On April 12 the International Law Institute hosted a conference and discussion on the release of Ambassador John Maresca's [Ret.] new book "The Unknown Peace Agreement: How the Helsinki–Geneva–Vienna–Paris Negotiations of the CSCE Produced the Final Peace Agreement to formally concluded World War Two in Europe".

The agreements setting the foundations of relations between Post Soviet Russia and the Western nations, is as critical and sensitive today, as it was 30 years ago.

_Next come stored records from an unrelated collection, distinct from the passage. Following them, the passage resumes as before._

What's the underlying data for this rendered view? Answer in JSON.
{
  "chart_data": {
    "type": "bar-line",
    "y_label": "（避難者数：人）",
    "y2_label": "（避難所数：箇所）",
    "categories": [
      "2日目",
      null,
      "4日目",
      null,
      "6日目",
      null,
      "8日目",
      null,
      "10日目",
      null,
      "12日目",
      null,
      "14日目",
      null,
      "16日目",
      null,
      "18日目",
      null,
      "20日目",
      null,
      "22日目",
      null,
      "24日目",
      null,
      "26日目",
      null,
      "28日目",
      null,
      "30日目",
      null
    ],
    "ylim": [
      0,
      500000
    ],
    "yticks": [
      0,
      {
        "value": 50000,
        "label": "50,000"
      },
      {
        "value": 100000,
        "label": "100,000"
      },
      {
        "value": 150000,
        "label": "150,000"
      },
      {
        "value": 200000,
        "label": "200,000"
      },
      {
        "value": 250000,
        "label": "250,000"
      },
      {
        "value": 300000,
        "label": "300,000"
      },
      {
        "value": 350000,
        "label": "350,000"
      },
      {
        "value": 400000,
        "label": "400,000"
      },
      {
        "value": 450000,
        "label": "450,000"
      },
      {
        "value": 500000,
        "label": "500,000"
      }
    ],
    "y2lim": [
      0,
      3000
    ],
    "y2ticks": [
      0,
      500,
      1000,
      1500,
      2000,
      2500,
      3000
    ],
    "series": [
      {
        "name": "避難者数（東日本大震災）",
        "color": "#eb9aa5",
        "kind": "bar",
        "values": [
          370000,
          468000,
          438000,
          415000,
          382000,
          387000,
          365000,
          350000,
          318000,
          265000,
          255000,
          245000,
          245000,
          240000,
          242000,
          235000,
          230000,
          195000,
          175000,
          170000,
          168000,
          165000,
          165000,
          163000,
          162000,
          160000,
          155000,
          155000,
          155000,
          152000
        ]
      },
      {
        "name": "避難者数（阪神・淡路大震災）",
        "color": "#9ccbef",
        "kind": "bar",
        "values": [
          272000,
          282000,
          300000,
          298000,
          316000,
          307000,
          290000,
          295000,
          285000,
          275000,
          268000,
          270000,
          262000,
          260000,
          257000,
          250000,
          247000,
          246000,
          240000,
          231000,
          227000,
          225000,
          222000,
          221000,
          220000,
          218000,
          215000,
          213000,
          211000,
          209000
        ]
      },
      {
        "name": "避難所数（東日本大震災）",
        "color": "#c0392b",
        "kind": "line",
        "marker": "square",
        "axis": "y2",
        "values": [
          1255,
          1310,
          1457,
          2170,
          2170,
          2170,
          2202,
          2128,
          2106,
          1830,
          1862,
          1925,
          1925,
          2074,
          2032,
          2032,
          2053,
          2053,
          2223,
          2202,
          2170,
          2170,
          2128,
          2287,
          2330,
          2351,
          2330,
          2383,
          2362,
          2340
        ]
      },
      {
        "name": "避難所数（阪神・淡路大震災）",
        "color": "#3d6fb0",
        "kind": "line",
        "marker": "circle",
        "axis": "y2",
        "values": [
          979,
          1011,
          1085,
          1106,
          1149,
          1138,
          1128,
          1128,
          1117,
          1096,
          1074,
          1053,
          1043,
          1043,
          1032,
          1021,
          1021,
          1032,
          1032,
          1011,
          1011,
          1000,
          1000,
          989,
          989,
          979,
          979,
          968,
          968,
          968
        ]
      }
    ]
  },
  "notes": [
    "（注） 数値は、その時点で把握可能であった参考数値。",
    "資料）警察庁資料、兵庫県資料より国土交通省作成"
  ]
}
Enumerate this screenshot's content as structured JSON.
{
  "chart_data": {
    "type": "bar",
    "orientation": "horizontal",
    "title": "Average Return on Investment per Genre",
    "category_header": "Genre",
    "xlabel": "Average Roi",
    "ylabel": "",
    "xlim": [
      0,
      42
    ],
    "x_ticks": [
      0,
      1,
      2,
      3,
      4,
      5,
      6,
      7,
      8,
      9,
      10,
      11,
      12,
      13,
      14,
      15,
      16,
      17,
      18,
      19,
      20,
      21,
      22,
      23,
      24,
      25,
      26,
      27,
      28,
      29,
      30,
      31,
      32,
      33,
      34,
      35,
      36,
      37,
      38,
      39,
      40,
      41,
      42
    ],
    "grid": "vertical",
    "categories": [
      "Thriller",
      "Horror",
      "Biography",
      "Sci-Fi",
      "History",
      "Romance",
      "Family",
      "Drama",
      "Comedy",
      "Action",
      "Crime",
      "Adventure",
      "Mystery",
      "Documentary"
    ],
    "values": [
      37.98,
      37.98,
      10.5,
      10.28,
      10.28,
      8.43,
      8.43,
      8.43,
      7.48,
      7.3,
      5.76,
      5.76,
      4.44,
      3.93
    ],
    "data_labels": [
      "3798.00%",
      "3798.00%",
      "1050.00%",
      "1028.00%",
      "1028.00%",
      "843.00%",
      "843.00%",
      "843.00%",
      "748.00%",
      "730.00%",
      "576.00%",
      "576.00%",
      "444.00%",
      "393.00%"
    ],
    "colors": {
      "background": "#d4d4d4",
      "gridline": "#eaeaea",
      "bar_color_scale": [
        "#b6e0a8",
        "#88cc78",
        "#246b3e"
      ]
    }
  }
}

The agreement, formally known as the Joint Declaration of Twenty Two States, signed by their heads of state or government, including George H W Bush and Mikhail Gorbachev on November 19, 1990 in Paris, this "peace treaty" ended World War II. The chief US negotiator of this agreement and many others, Ambassador Maresca has had a most distinguished career, twice Chef du Cabinet to NATO Secretaries General, and rector of the UN University for Peace, possibly most noteworthy was his appointment in early 1991 by Secretary James Baker as special envoy to open US relations with the newly independent states of the former USSR. He was the first American official to visit these countries, including Ukraine. His assistant throughout this mission was Marie Yovanovich, later US ambassador to Ukraine.

Ambassador presented his book and the "Baker mission". He was introduced by his former colleague Avis Bohlen, former assistant secretary of state and American ambassador to Bulgaria, and daughter of Charles Bohlen, who was once Jack Maresca's boss in the Department.